This is your other job

As a sales engineer, your primary job is to help your sales team achieve their goals. Usually, this means helping the team to hit a revenue target but –depending on the size of your company– it could also entail enabling partners to learn your product or ensuring that customers experience the results they expect.The first word in your job title is “sales” so the goals of the sales team are your goals as well, regardless of where you sit on the org chart.

All of that being said, as a sales engineer you have another job, one that often doesn’t get discussed…

Because you sit at the point of contact between your product and prospective customers, a key function of any good sales engineer is to drive customer and market feedback into the product development process. In short, you know where the gaps are, you know what customers truly care about and you are uniquely positioned to provide feedback that makes your product better.

Whose job is it?

You already have a lot on your plate, so you might be wondering… Isn’t gathering customer feedback the role of the product management team? Yes, it definitely is and product management is exactly where you should direct your feedback. But the product management team cannot get the same level of access to the same kind of customers as you. Let’s dive into this a bit…

When product managers go looking for input regarding what they should add to their products, they usually turn first to your existing customers. That’s smart because existing customers often have requirements similar to prospective customer, plus in a subscription based business you must always strive to keep your existing customers happy with new feature or risk them leaving when their contract ends.

All of that being said, only talking to existing customers creates a giant blind spot, one that sales engineers are best positioned to fix.

Only getting feedback from current customer is a form of selection bias, which creates a false impression of the larger market and the needs of people and organizations who are not your customers. The product teams needs to understand the requirements of potential customers who do not buy your product; this is information that –by definition– cannot be found among your current customer base. Without this data, the product team is at risk of creating a narrow product that only meets the needs of early adopters.
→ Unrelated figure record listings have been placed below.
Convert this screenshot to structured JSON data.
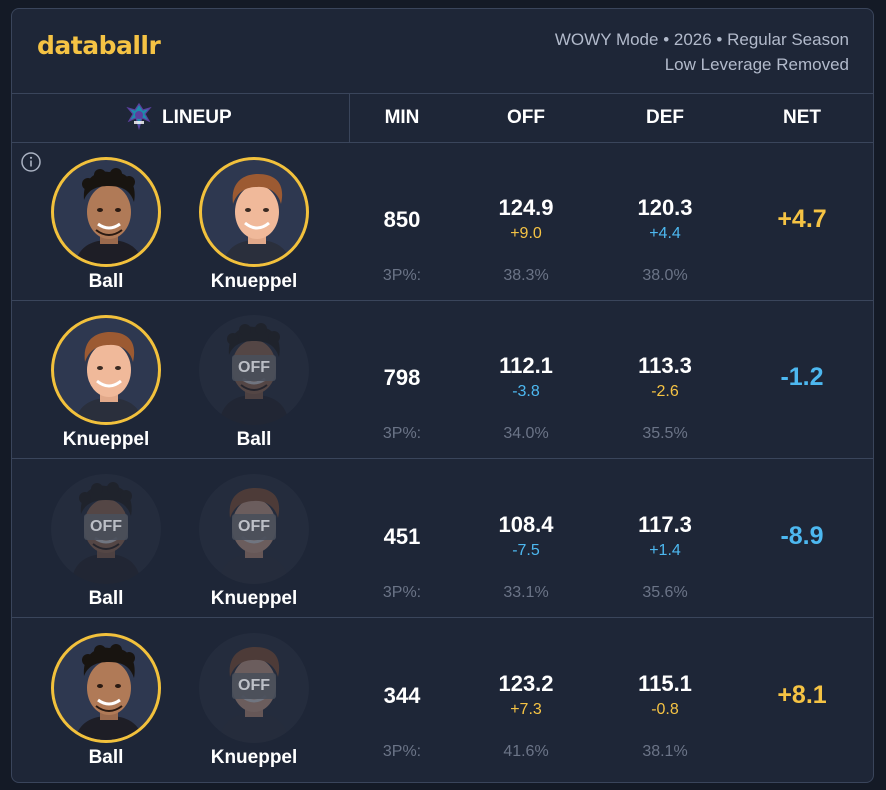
{
  "brand": {
    "logo": "databallr"
  },
  "meta": {
    "line1": "WOWY Mode • 2026 • Regular Season",
    "line2": "Low Leverage Removed"
  },
  "columns": {
    "lineup": "LINEUP",
    "min": "MIN",
    "off": "OFF",
    "def": "DEF",
    "net": "NET"
  },
  "colors": {
    "accent": "#f5c344",
    "positive": "#f5c344",
    "negative": "#4db8f0",
    "off_badge": "#4a4f5a"
  },
  "rows": [
    {
      "players": [
        {
          "name": "Ball",
          "status": "on",
          "badge": ""
        },
        {
          "name": "Knueppel",
          "status": "on",
          "badge": ""
        }
      ],
      "min": "850",
      "off": {
        "value": "124.9",
        "delta": "+9.0",
        "sign": "pos",
        "p3_label": "3P%:",
        "p3": "38.3%"
      },
      "def": {
        "value": "120.3",
        "delta": "+4.4",
        "sign": "neg",
        "p3": "38.0%"
      },
      "net": {
        "value": "+4.7",
        "sign": "pos"
      }
    },
    {
      "players": [
        {
          "name": "Knueppel",
          "status": "on",
          "badge": ""
        },
        {
          "name": "Ball",
          "status": "off",
          "badge": "OFF"
        }
      ],
      "min": "798",
      "off": {
        "value": "112.1",
        "delta": "-3.8",
        "sign": "neg",
        "p3_label": "3P%:",
        "p3": "34.0%"
      },
      "def": {
        "value": "113.3",
        "delta": "-2.6",
        "sign": "pos",
        "p3": "35.5%"
      },
      "net": {
        "value": "-1.2",
        "sign": "neg"
      }
    },
    {
      "players": [
        {
          "name": "Ball",
          "status": "off",
          "badge": "OFF"
        },
        {
          "name": "Knueppel",
          "status": "off",
          "badge": "OFF"
        }
      ],
      "min": "451",
      "off": {
        "value": "108.4",
        "delta": "-7.5",
        "sign": "neg",
        "p3_label": "3P%:",
        "p3": "33.1%"
      },
      "def": {
        "value": "117.3",
        "delta": "+1.4",
        "sign": "neg",
        "p3": "35.6%"
      },
      "net": {
        "value": "-8.9",
        "sign": "neg"
      }
    },
    {
      "players": [
        {
          "name": "Ball",
          "status": "on",
          "badge": ""
        },
        {
          "name": "Knueppel",
          "status": "off",
          "badge": "OFF"
        }
      ],
      "min": "344",
      "off": {
        "value": "123.2",
        "delta": "+7.3",
        "sign": "pos",
        "p3_label": "3P%:",
        "p3": "41.6%"
      },
      "def": {
        "value": "115.1",
        "delta": "-0.8",
        "sign": "pos",
        "p3": "38.1%"
      },
      "net": {
        "value": "+8.1",
        "sign": "pos"
      }
    }
  ]
}
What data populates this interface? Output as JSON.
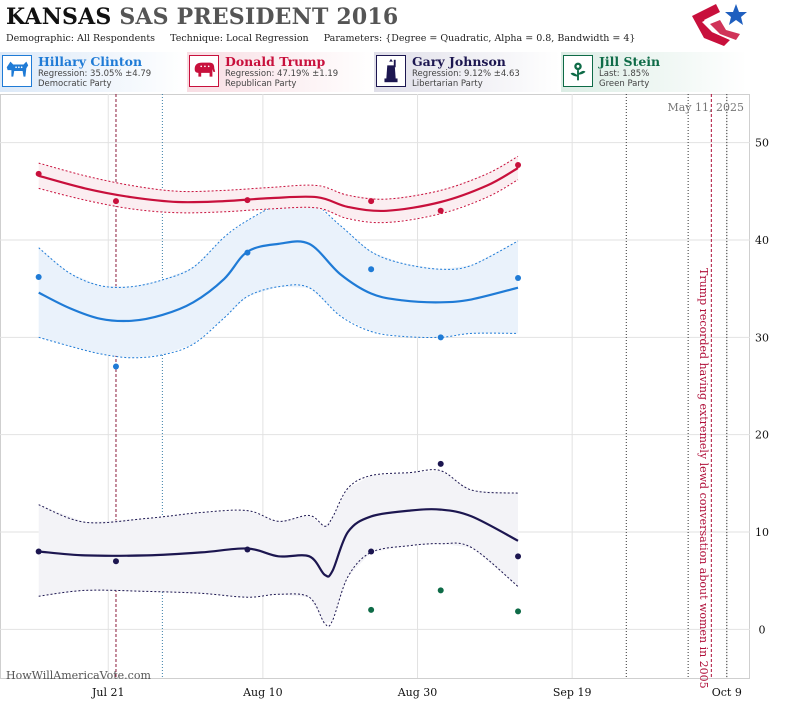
{
  "header": {
    "title_state": "KANSAS",
    "title_rest": "SAS PRESIDENT 2016",
    "demographic_label": "Demographic:",
    "demographic_value": "All Respondents",
    "technique_label": "Technique:",
    "technique_value": "Local Regression",
    "parameters_label": "Parameters:",
    "parameters_value": "{Degree = Quadratic, Alpha = 0.8, Bandwidth = 4}"
  },
  "legend": [
    {
      "name": "Hillary Clinton",
      "stat": "Regression: 35.05% ±4.79",
      "party": "Democratic Party",
      "color": "#1f7bd6",
      "icon": "donkey-icon"
    },
    {
      "name": "Donald Trump",
      "stat": "Regression: 47.19% ±1.19",
      "party": "Republican Party",
      "color": "#c8103c",
      "icon": "elephant-icon"
    },
    {
      "name": "Gary Johnson",
      "stat": "Regression: 9.12% ±4.63",
      "party": "Libertarian Party",
      "color": "#1c1650",
      "icon": "statue-of-liberty-icon"
    },
    {
      "name": "Jill Stein",
      "stat": "Last: 1.85%",
      "party": "Green Party",
      "color": "#0e6b47",
      "icon": "flower-icon"
    }
  ],
  "date_stamp": "May 11, 2025",
  "watermark": "HowWillAmericaVote.com",
  "annotation": "Trump recorded having extremely lewd conversation about women in 2005",
  "chart_data": {
    "type": "line",
    "xlabel": "",
    "ylabel": "",
    "ylim": [
      -5,
      55
    ],
    "xlim": [
      "2016-07-07",
      "2016-10-12"
    ],
    "x_ticks": [
      {
        "date": "2016-07-21",
        "label": "Jul 21"
      },
      {
        "date": "2016-08-10",
        "label": "Aug 10"
      },
      {
        "date": "2016-08-30",
        "label": "Aug 30"
      },
      {
        "date": "2016-09-19",
        "label": "Sep 19"
      },
      {
        "date": "2016-10-09",
        "label": "Oct 9"
      }
    ],
    "y_ticks": [
      0,
      10,
      20,
      30,
      40,
      50
    ],
    "grid": true,
    "vertical_events": [
      {
        "date": "2016-07-22",
        "color": "#8b1a3a",
        "style": "dash"
      },
      {
        "date": "2016-07-28",
        "color": "#3a7fa8",
        "style": "dot"
      },
      {
        "date": "2016-09-26",
        "color": "#333333",
        "style": "dot"
      },
      {
        "date": "2016-10-04",
        "color": "#333333",
        "style": "dot"
      },
      {
        "date": "2016-10-07",
        "color": "#b0103a",
        "style": "dash"
      },
      {
        "date": "2016-10-09",
        "color": "#333333",
        "style": "dot"
      }
    ],
    "series": [
      {
        "name": "Hillary Clinton",
        "color": "#1f7bd6",
        "band_fill": "#eaf2fb",
        "points": [
          [
            "2016-07-12",
            36.2
          ],
          [
            "2016-07-22",
            27.0
          ],
          [
            "2016-08-08",
            38.7
          ],
          [
            "2016-08-24",
            37.0
          ],
          [
            "2016-09-02",
            30.0
          ],
          [
            "2016-09-12",
            36.1
          ]
        ],
        "trend": [
          [
            "2016-07-12",
            34.6
          ],
          [
            "2016-07-16",
            33.0
          ],
          [
            "2016-07-20",
            31.9
          ],
          [
            "2016-07-24",
            31.7
          ],
          [
            "2016-07-28",
            32.3
          ],
          [
            "2016-08-01",
            33.6
          ],
          [
            "2016-08-05",
            36.0
          ],
          [
            "2016-08-08",
            38.8
          ],
          [
            "2016-08-12",
            39.6
          ],
          [
            "2016-08-16",
            39.6
          ],
          [
            "2016-08-20",
            36.5
          ],
          [
            "2016-08-24",
            34.5
          ],
          [
            "2016-08-28",
            33.8
          ],
          [
            "2016-09-02",
            33.6
          ],
          [
            "2016-09-06",
            33.9
          ],
          [
            "2016-09-12",
            35.1
          ]
        ],
        "upper": [
          [
            "2016-07-12",
            39.2
          ],
          [
            "2016-07-16",
            36.6
          ],
          [
            "2016-07-20",
            35.3
          ],
          [
            "2016-07-24",
            35.2
          ],
          [
            "2016-07-28",
            35.9
          ],
          [
            "2016-08-01",
            37.2
          ],
          [
            "2016-08-05",
            40.3
          ],
          [
            "2016-08-08",
            42.0
          ],
          [
            "2016-08-12",
            43.6
          ],
          [
            "2016-08-16",
            44.0
          ],
          [
            "2016-08-20",
            41.5
          ],
          [
            "2016-08-24",
            38.8
          ],
          [
            "2016-08-28",
            37.6
          ],
          [
            "2016-09-02",
            37.0
          ],
          [
            "2016-09-06",
            37.4
          ],
          [
            "2016-09-12",
            39.9
          ]
        ],
        "lower": [
          [
            "2016-07-12",
            30.0
          ],
          [
            "2016-07-16",
            29.1
          ],
          [
            "2016-07-20",
            28.3
          ],
          [
            "2016-07-24",
            27.9
          ],
          [
            "2016-07-28",
            28.2
          ],
          [
            "2016-08-01",
            29.3
          ],
          [
            "2016-08-05",
            32.0
          ],
          [
            "2016-08-08",
            34.2
          ],
          [
            "2016-08-12",
            35.2
          ],
          [
            "2016-08-16",
            35.1
          ],
          [
            "2016-08-20",
            32.2
          ],
          [
            "2016-08-24",
            30.6
          ],
          [
            "2016-08-28",
            30.1
          ],
          [
            "2016-09-02",
            30.0
          ],
          [
            "2016-09-06",
            30.4
          ],
          [
            "2016-09-12",
            30.4
          ]
        ]
      },
      {
        "name": "Donald Trump",
        "color": "#c8103c",
        "band_fill": "#fbeef1",
        "points": [
          [
            "2016-07-12",
            46.8
          ],
          [
            "2016-07-22",
            44.0
          ],
          [
            "2016-08-08",
            44.1
          ],
          [
            "2016-08-24",
            44.0
          ],
          [
            "2016-09-02",
            43.0
          ],
          [
            "2016-09-12",
            47.7
          ]
        ],
        "trend": [
          [
            "2016-07-12",
            46.6
          ],
          [
            "2016-07-18",
            45.3
          ],
          [
            "2016-07-24",
            44.4
          ],
          [
            "2016-07-30",
            43.9
          ],
          [
            "2016-08-05",
            44.0
          ],
          [
            "2016-08-11",
            44.3
          ],
          [
            "2016-08-17",
            44.4
          ],
          [
            "2016-08-21",
            43.4
          ],
          [
            "2016-08-26",
            43.0
          ],
          [
            "2016-09-02",
            43.9
          ],
          [
            "2016-09-08",
            45.6
          ],
          [
            "2016-09-12",
            47.4
          ]
        ],
        "upper": [
          [
            "2016-07-12",
            47.9
          ],
          [
            "2016-07-18",
            46.6
          ],
          [
            "2016-07-24",
            45.6
          ],
          [
            "2016-07-30",
            45.0
          ],
          [
            "2016-08-05",
            45.1
          ],
          [
            "2016-08-11",
            45.4
          ],
          [
            "2016-08-17",
            45.6
          ],
          [
            "2016-08-21",
            44.6
          ],
          [
            "2016-08-26",
            44.2
          ],
          [
            "2016-09-02",
            45.1
          ],
          [
            "2016-09-08",
            46.8
          ],
          [
            "2016-09-12",
            48.6
          ]
        ],
        "lower": [
          [
            "2016-07-12",
            45.3
          ],
          [
            "2016-07-18",
            44.1
          ],
          [
            "2016-07-24",
            43.2
          ],
          [
            "2016-07-30",
            42.8
          ],
          [
            "2016-08-05",
            42.9
          ],
          [
            "2016-08-11",
            43.2
          ],
          [
            "2016-08-17",
            43.3
          ],
          [
            "2016-08-21",
            42.2
          ],
          [
            "2016-08-26",
            41.8
          ],
          [
            "2016-09-02",
            42.7
          ],
          [
            "2016-09-08",
            44.4
          ],
          [
            "2016-09-12",
            46.2
          ]
        ]
      },
      {
        "name": "Gary Johnson",
        "color": "#1c1650",
        "band_fill": "#f3f3f7",
        "points": [
          [
            "2016-07-12",
            8.0
          ],
          [
            "2016-07-22",
            7.0
          ],
          [
            "2016-08-08",
            8.2
          ],
          [
            "2016-08-24",
            8.0
          ],
          [
            "2016-09-02",
            17.0
          ],
          [
            "2016-09-12",
            7.5
          ]
        ],
        "trend": [
          [
            "2016-07-12",
            8.0
          ],
          [
            "2016-07-18",
            7.6
          ],
          [
            "2016-07-26",
            7.6
          ],
          [
            "2016-08-02",
            7.9
          ],
          [
            "2016-08-08",
            8.3
          ],
          [
            "2016-08-12",
            7.5
          ],
          [
            "2016-08-16",
            7.5
          ],
          [
            "2016-08-18",
            5.6
          ],
          [
            "2016-08-19",
            6.0
          ],
          [
            "2016-08-21",
            10.0
          ],
          [
            "2016-08-24",
            11.6
          ],
          [
            "2016-08-29",
            12.2
          ],
          [
            "2016-09-02",
            12.3
          ],
          [
            "2016-09-06",
            11.6
          ],
          [
            "2016-09-12",
            9.1
          ]
        ],
        "upper": [
          [
            "2016-07-12",
            12.8
          ],
          [
            "2016-07-18",
            11.0
          ],
          [
            "2016-07-26",
            11.4
          ],
          [
            "2016-08-02",
            12.0
          ],
          [
            "2016-08-08",
            12.2
          ],
          [
            "2016-08-12",
            11.1
          ],
          [
            "2016-08-16",
            11.7
          ],
          [
            "2016-08-18",
            10.6
          ],
          [
            "2016-08-19",
            11.5
          ],
          [
            "2016-08-21",
            14.5
          ],
          [
            "2016-08-24",
            15.8
          ],
          [
            "2016-08-29",
            16.1
          ],
          [
            "2016-09-02",
            16.3
          ],
          [
            "2016-09-06",
            14.3
          ],
          [
            "2016-09-12",
            14.0
          ]
        ],
        "lower": [
          [
            "2016-07-12",
            3.4
          ],
          [
            "2016-07-18",
            4.0
          ],
          [
            "2016-07-26",
            3.9
          ],
          [
            "2016-08-02",
            3.7
          ],
          [
            "2016-08-08",
            3.3
          ],
          [
            "2016-08-12",
            3.6
          ],
          [
            "2016-08-16",
            3.3
          ],
          [
            "2016-08-18",
            0.6
          ],
          [
            "2016-08-19",
            0.9
          ],
          [
            "2016-08-21",
            5.4
          ],
          [
            "2016-08-24",
            7.9
          ],
          [
            "2016-08-29",
            8.6
          ],
          [
            "2016-09-02",
            8.8
          ],
          [
            "2016-09-06",
            8.4
          ],
          [
            "2016-09-12",
            4.4
          ]
        ]
      },
      {
        "name": "Jill Stein",
        "color": "#0e6b47",
        "points": [
          [
            "2016-08-24",
            2.0
          ],
          [
            "2016-09-02",
            4.0
          ],
          [
            "2016-09-12",
            1.85
          ]
        ]
      }
    ]
  }
}
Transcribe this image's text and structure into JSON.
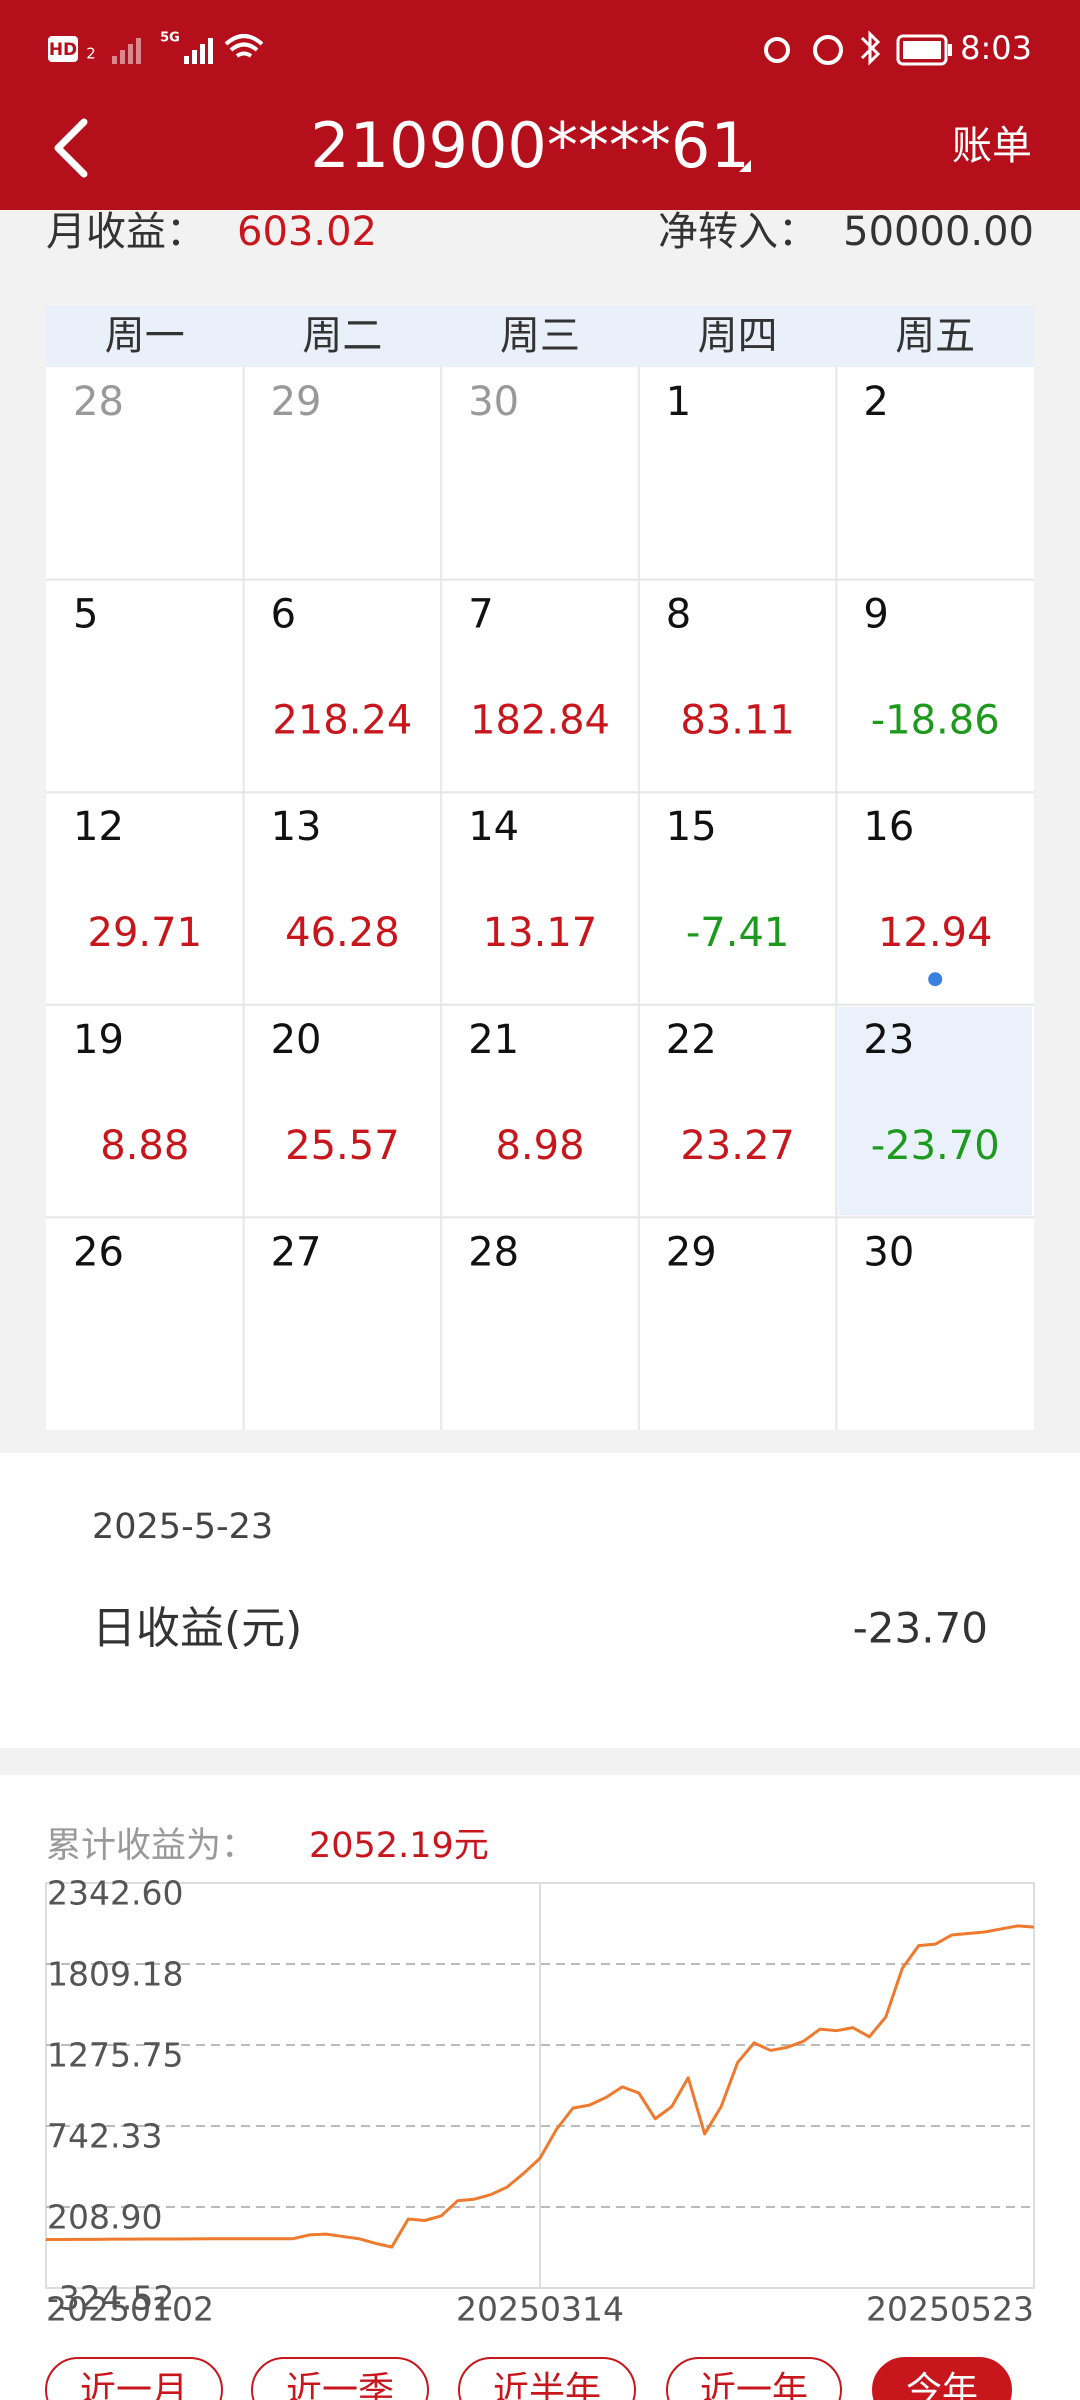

Unlike the product manager you, the sales engineer, have access to two type of prospects who hold the key to your company growing it’s market and appealing to new types of customers. They are…

  1. Prospective customers who you disqualified after discovery. These customers failed to meet the definition of a qualified opportunity for technical reasons. For example, they might require that your service runs on Microsoft Azure but today it is only available on AWS.

    As a sales engineer one of your jobs is to technically qualify opportunities. This usually means talking to prospective customers and reading RFPs. Along the way you will find some opportunities where your current product is not a good fit. Perhaps your product lacks support for an up and coming database technology or maybe you’ve had inquiries from government agencies but you’ve learned that –by law– they require accessibility features not present in your product. These are they types of requirements that your product management team can easily miss.

    (I’ve blogged about the SE’s role in disqualifying opportunities… read more here.)

  2. Prospective customer who disqualified you at some point during the sales cycle. These can be more challenging to document because prospects do not always share why they didn’t pick your product and the reasons might be political, not technical. Nonetheless, when you do lose a deal –and it happens it everyone– the best thing you can do to salvage the time and energy you’ve invested is to gather all the information you can to (a) improve your sales process and (b) improve your product.

Feedback, with a price tag

It’s your job as a sales engineer to capture the technical and functional requirements you could not fulfill and channel them into the product management process. When possible, you should also try to quantify the opportunity size or revenue potential of the business you are missing.

For example… “We disqualified three opportunities last quarter because we do not support Android. The average size of each opportunity was roughly $200,000.” That’s the sort of feedback your product team needs.

The process for submitting this feedback will vary from company to company. At a startup it will be direct and informal. At a large company there may a few layers of organizational cruft between sales engineers and product management but there also should be a formal process for submitting product feedback.

When I join a new company, one of the questions I’ve learned to ask is “What’s the best method for channeling feedback into the product team?” If you are an SE manager, this is a good topic to review with your team and to discuss with new hires… for all of the reasons mentioned above their input into the product development process is highly valuable.